Consulter. En éducation.

Note : Ce billet a d’abord été publié au Journal de Québec et au Journal de Montréal dans la section blogue.

Par sa démarche inusitée de consultation numérique, le Cégep de Chicoutimi fait non seulement prendre un virage important au type de gouvernance d’une institution régionale, mais il fait aussi la preuve que ce genre de démarche intéresse au plus haut point les parties prenantes.

Dès l’annonce de cette semaine, j’ai été curieux de savoir si la communauté éducative du Cégep de Chicoutimi participerait à l’exercice. Il s’agissait avant tout de mettre fin aux portes closes et de partager dans l’espace public neuf axes de développement touchant de nouvelles orientations que pourraient se donner l’établissement collégial.

« Que ce soit pour l’évaluation des programmes, des données sur les étudiants, les besoins des entreprises en main-d’oeuvre, la gestion des immeubles, les échanges d’étudiants à l’international ou d’autres nombreux sujets, Mme Blanchet (directrice générale) proclame que l’époque où les décisions sont prises derrière des portes closes est terminée. »

Au moment d’écrire, après seulement quelques jours de mise en ligne de la plateforme de consultation, 87 contributions provenants de 63 participants ayant généré près de 400 votes ont été enregistrées.

Bien entendu il faut mettre dans la balance un fort désir de s’exprimer d’un peu tout le monde après avoir vécu un épisode difficile pendant quelques années.
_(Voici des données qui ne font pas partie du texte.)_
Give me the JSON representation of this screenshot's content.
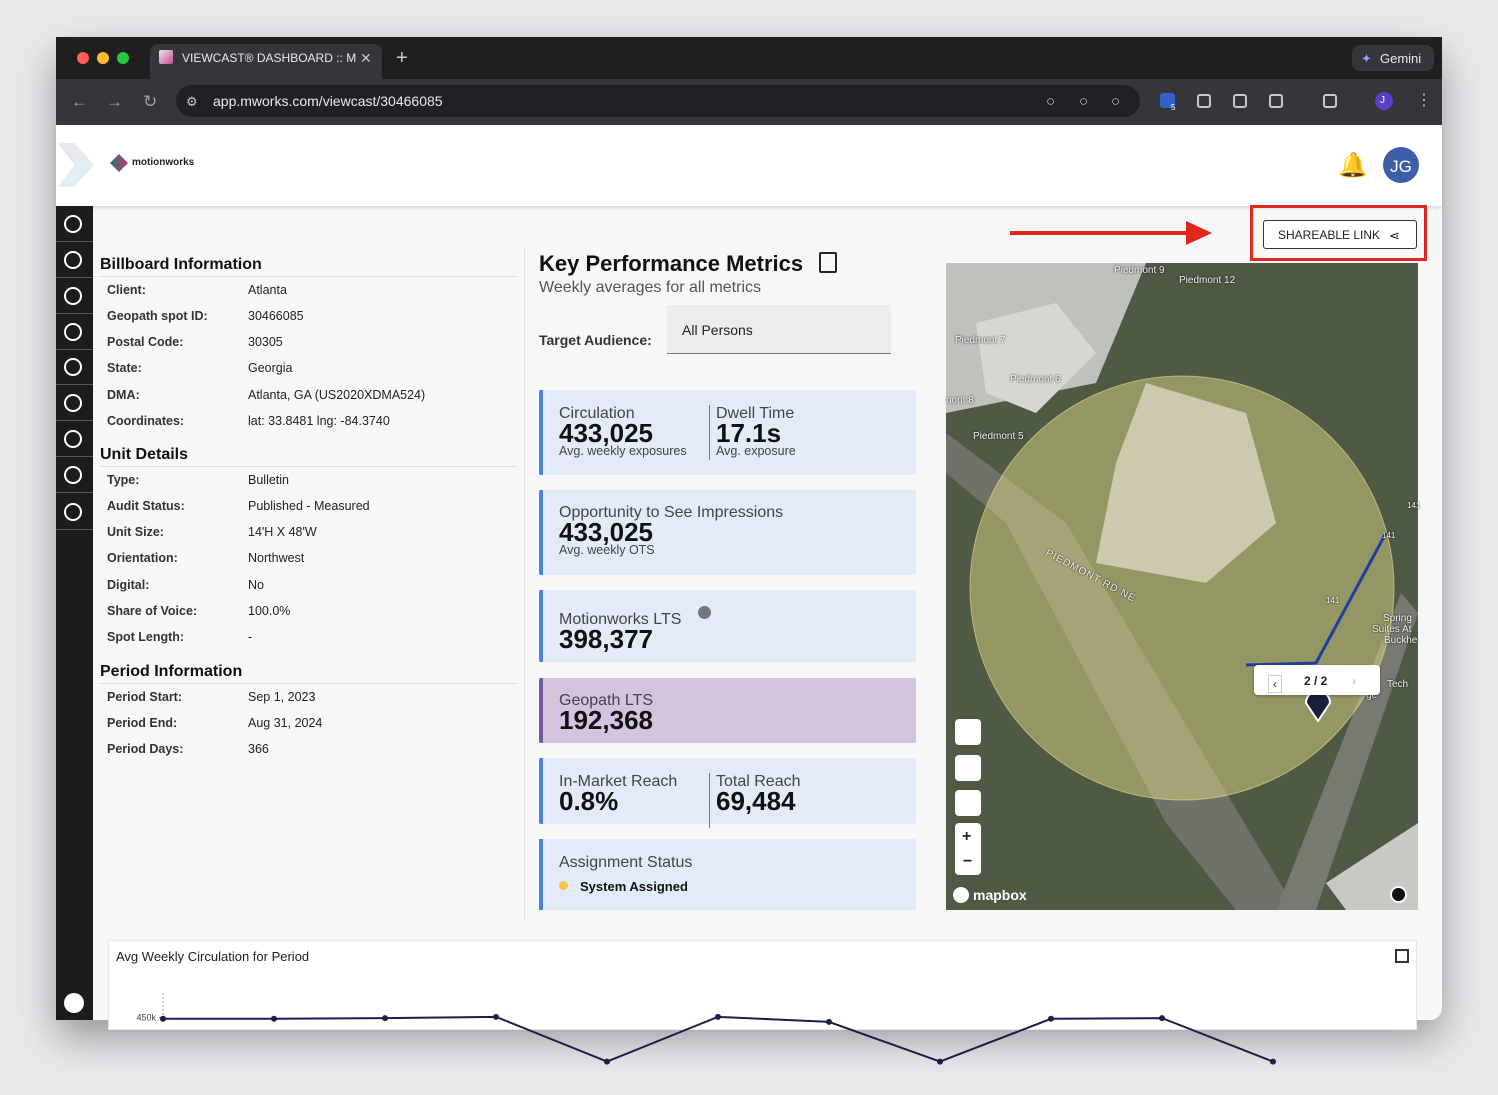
{
  "browser": {
    "tab_title": "VIEWCAST® DASHBOARD :: M",
    "url": "app.mworks.com/viewcast/30466085",
    "gemini": "Gemini",
    "extension_badge": "5",
    "profile": "J"
  },
  "header": {
    "logo": "motionworks",
    "avatar": "JG"
  },
  "share_button": "SHAREABLE LINK",
  "sections": [
    {
      "title": "Billboard Information",
      "rows": [
        [
          "Client:",
          "Atlanta"
        ],
        [
          "Geopath spot ID:",
          "30466085"
        ],
        [
          "Postal Code:",
          "30305"
        ],
        [
          "State:",
          "Georgia"
        ],
        [
          "DMA:",
          "Atlanta, GA (US2020XDMA524)"
        ],
        [
          "Coordinates:",
          "lat: 33.8481 lng: -84.3740"
        ]
      ]
    },
    {
      "title": "Unit Details",
      "rows": [
        [
          "Type:",
          "Bulletin"
        ],
        [
          "Audit Status:",
          "Published - Measured"
        ],
        [
          "Unit Size:",
          "14'H X 48'W"
        ],
        [
          "Orientation:",
          "Northwest"
        ],
        [
          "Digital:",
          "No"
        ],
        [
          "Share of Voice:",
          "100.0%"
        ],
        [
          "Spot Length:",
          "-"
        ]
      ]
    },
    {
      "title": "Period Information",
      "rows": [
        [
          "Period Start:",
          "Sep 1, 2023"
        ],
        [
          "Period End:",
          "Aug 31, 2024"
        ],
        [
          "Period Days:",
          "366"
        ]
      ]
    }
  ],
  "kpi": {
    "title": "Key Performance Metrics",
    "subtitle": "Weekly averages for all metrics",
    "audience_label": "Target Audience:",
    "audience_value": "All Persons",
    "cards": [
      {
        "metrics": [
          {
            "label": "Circulation",
            "value": "433,025",
            "note": "Avg. weekly exposures"
          },
          {
            "label": "Dwell Time",
            "value": "17.1s",
            "note": "Avg. exposure"
          }
        ]
      },
      {
        "metrics": [
          {
            "label": "Opportunity to See Impressions",
            "value": "433,025",
            "note": "Avg. weekly OTS"
          }
        ]
      },
      {
        "metrics": [
          {
            "label": "Motionworks LTS",
            "value": "398,377"
          }
        ],
        "info": true
      },
      {
        "metrics": [
          {
            "label": "Geopath LTS",
            "value": "192,368"
          }
        ],
        "highlight": true
      },
      {
        "metrics": [
          {
            "label": "In-Market Reach",
            "value": "0.8%"
          },
          {
            "label": "Total Reach",
            "value": "69,484"
          }
        ]
      }
    ],
    "status": {
      "label": "Assignment Status",
      "value": "System Assigned"
    }
  },
  "map": {
    "labels": [
      "Piedmont 9",
      "Piedmont 12",
      "Piedmont 7",
      "Piedmont 6",
      "nont 8",
      "Piedmont 5",
      "PIEDMONT RD NE",
      "141",
      "141",
      "141",
      "Spring",
      "Suites At",
      "Buckhe",
      "Tech",
      "ge"
    ],
    "pager": "2 / 2",
    "attribution": "mapbox"
  },
  "chart_data": {
    "type": "line",
    "title": "Avg Weekly Circulation for Period",
    "ylim": [
      0,
      500000
    ],
    "yticks": [
      {
        "value": 450000,
        "label": "450k"
      }
    ],
    "color": "#1b1f4a",
    "values": [
      448000,
      448000,
      449000,
      451000,
      380000,
      451000,
      443000,
      380000,
      448000,
      449000,
      380000
    ]
  }
}
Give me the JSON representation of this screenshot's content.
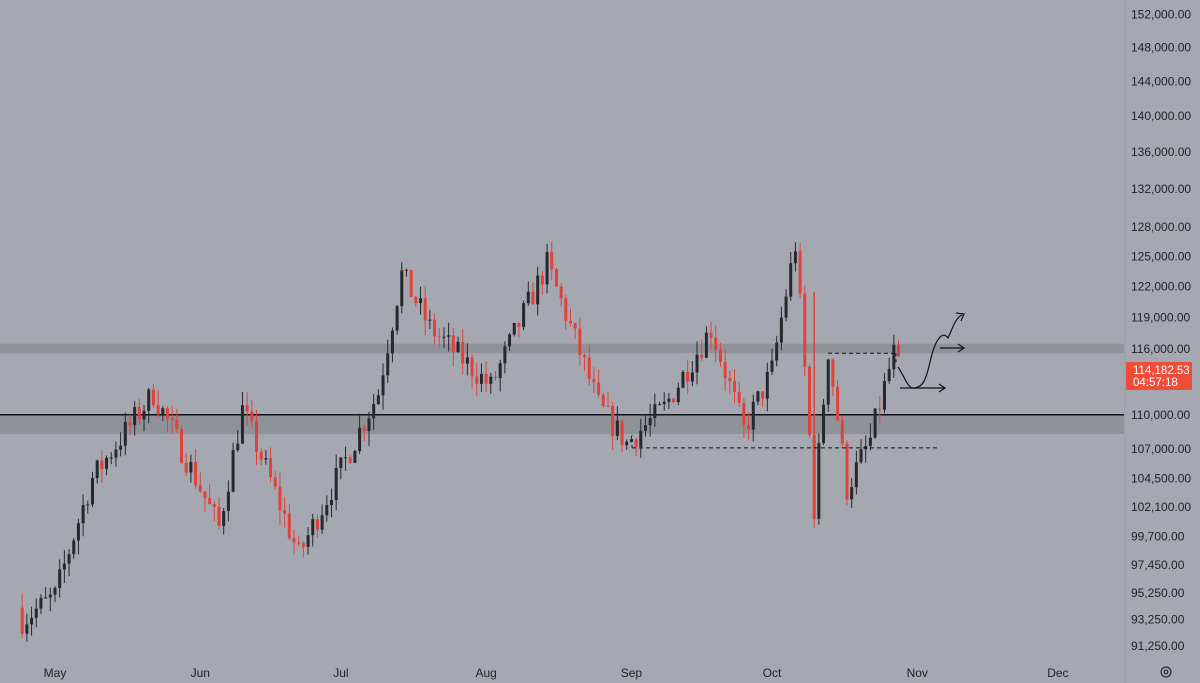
{
  "chart_data": {
    "type": "candlestick",
    "symbol_context": "price chart with daily candles",
    "ylim": [
      90000,
      154000
    ],
    "y_ticks": [
      "152,000.00",
      "148,000.00",
      "144,000.00",
      "140,000.00",
      "136,000.00",
      "132,000.00",
      "128,000.00",
      "125,000.00",
      "122,000.00",
      "119,000.00",
      "116,000.00",
      "110,000.00",
      "107,000.00",
      "104,500.00",
      "102,100.00",
      "99,700.00",
      "97,450.00",
      "95,250.00",
      "93,250.00",
      "91,250.00"
    ],
    "x_ticks": [
      "May",
      "Jun",
      "Jul",
      "Aug",
      "Sep",
      "Oct",
      "Nov",
      "Dec"
    ],
    "grid": false,
    "scale": "log",
    "current_price": {
      "label": "114,182.53",
      "countdown": "04:57:18",
      "value": 114182.53
    },
    "zones": [
      {
        "name": "resistance-zone",
        "top": 116500,
        "bottom": 115600
      },
      {
        "name": "support-zone",
        "top": 110000,
        "bottom": 108300
      }
    ],
    "horizontal_lines": [
      {
        "name": "support-line",
        "value": 110000
      }
    ],
    "dashed_levels": [
      {
        "name": "range-high",
        "value": 115600,
        "x_from": 828,
        "x_to": 896
      },
      {
        "name": "range-low",
        "value": 107100,
        "x_from": 632,
        "x_to": 938
      }
    ],
    "anchors": [
      {
        "date": "2025-04-24",
        "low": 93200
      },
      {
        "date": "2025-05-01",
        "low": 95000
      },
      {
        "date": "2025-05-09",
        "high": 104500
      },
      {
        "date": "2025-05-22",
        "high": 111900
      },
      {
        "date": "2025-06-05",
        "low": 100400
      },
      {
        "date": "2025-06-10",
        "high": 110400
      },
      {
        "date": "2025-06-22",
        "low": 98200
      },
      {
        "date": "2025-07-01",
        "low": 105200
      },
      {
        "date": "2025-07-09",
        "high": 112000
      },
      {
        "date": "2025-07-14",
        "high": 123200
      },
      {
        "date": "2025-07-20",
        "high": 118000
      },
      {
        "date": "2025-08-02",
        "low": 112500
      },
      {
        "date": "2025-08-14",
        "high": 124200
      },
      {
        "date": "2025-08-25",
        "low": 110800
      },
      {
        "date": "2025-08-31",
        "low": 107500
      },
      {
        "date": "2025-09-08",
        "low": 110600
      },
      {
        "date": "2025-09-18",
        "high": 117900
      },
      {
        "date": "2025-09-25",
        "low": 108600
      },
      {
        "date": "2025-10-01",
        "low": 114000
      },
      {
        "date": "2025-10-06",
        "high": 126200
      },
      {
        "date": "2025-10-10",
        "low": 102000
      },
      {
        "date": "2025-10-13",
        "high": 115900
      },
      {
        "date": "2025-10-17",
        "low": 103600
      },
      {
        "date": "2025-10-22",
        "low": 107800
      },
      {
        "date": "2025-10-27",
        "high": 115600
      },
      {
        "date": "2025-10-28",
        "close": 114182.53
      }
    ],
    "colors": {
      "up": "#26282c",
      "down": "#e0423a",
      "badge": "#ef4d3a",
      "zone": "#8c8e96"
    }
  },
  "ui": {
    "settings_icon": "gear-icon"
  }
}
Les principes de la gouvernance ouverte (transparence, participation, collaboration) ont été privilégiés pour tenter d’implanter « une nouvelle culture organisationnelle » basée sur « la démocratie ouverte et numérique » (source).

Parmi les premiers contributeurs, on constate que plusieurs étudiants et employés du Cégep se sont immédiatement manifestés. Quand on regarde du côté des propositions les plus votés, on y retrouve celle de s’ouvrir à des étudiants de partout à travers le monde. Les arguments « pour » (il n’y a aucun argument « contre » pour le moment) donnent une idée du sérieux avec lequel on s’approprie la démarche.

L’identité bien affirmée des contributeurs étant évidente, il est possible de croire que c’est un facteur qui prédispose à retrouver dans cette consultation des prises de parole bien formulées et respectueuses des conventions quand il s’agit d’échanger des points de vue de toutes sortes. Une charte d’usage figure d’ailleurs au menu pour diriger la circulation.

La démarche est ouverte au public, pas seulement aux parties prenantes du Cégep de Chicoutimi. L’ensemble de la population est donc invitée « à contribuer à la construction du cégep de demain » (source).

N.B. Je suis membre du conseil d’administration de l’Institut de gouvernance numérique qui accompagne ce Cégep dans sa démarche, sans être directement impliqué dans la conduite du mandat. Je voulais tout de même que les lecteurs du Journal en soient informés.